In a previous column, I outlined how Westminster College automated our Active Directory account creation process. One of the key components in that process is the query-based distribution group.
Unfortunately, our "out of the box" query-based distribution groups did not meet one critical need: student life staff inclusion on lists.
In order to help keep an ear to the ground, our student life staff watches the e-mail traffic that hits the various distribution lists. For example, it's useful for our residential life office to know when a particular resident assistant (RA) plans to hold a floor meeting.
Since RAs usually send these meeting notices to their building's query-based distribution group, if student life staff (in this case, the residential life office staff) are members of that list, it makes the tracking process that much simpler.
Because of the way we built our query-based distribution groups--the groups are based on information we populated into some extended attribute fields in Active Directory--adding staff to all of the individual lists by way of the main query is not possible.
Further, it's not possible to directly add members to a query-based distribution list using GUI tools, such as Active Directory Users and Computers.
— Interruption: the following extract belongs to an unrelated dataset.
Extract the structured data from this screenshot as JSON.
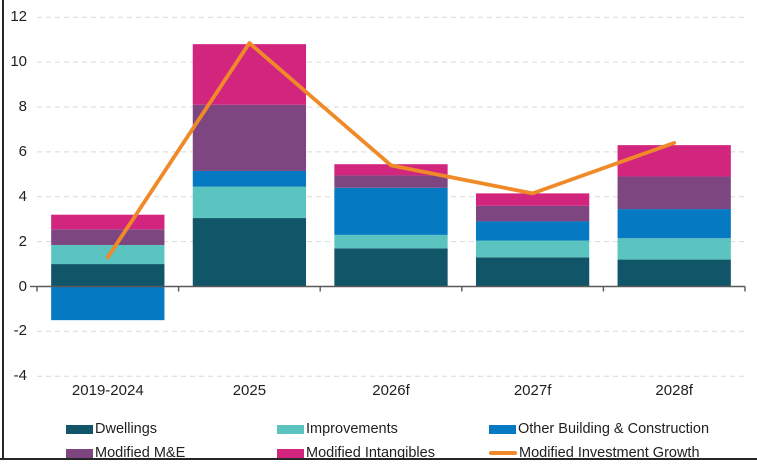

If a particular user account isn't brought into the new group via the LDAP query that is built, the user account won't be included in the new group.
The aforementioned LDAP query is the key. At Westminster, we manually created a distribution list named DL-Staff-Notice and added the members of the student life staff that needed to be included on all of the query-based groups. We then manually modified the LDAP query for each of the query-based distribution groups to include the secondary distribution group that we created.
So, to create a distribution group for our dorm named Scott Hall, our logic went something like this:
"Include all of the AD accounts for which extendedAttribute9 starts with 'Scott Hall' AND include the group named DL-Staff-Notice"
The LDAP query string looks like this:
(&(!cn=SystemMailbox{*})(| (&(objectCategory=user)
(extensionAttribute9=Scott Hall*))
(&(objectcategory=group)(cn=DL-Staff-Notice)) ) )Writing an LDAP string isn't the easiest task in the world, but once you figure it out, it's possible to create much more granular and useful query-based distribution groups.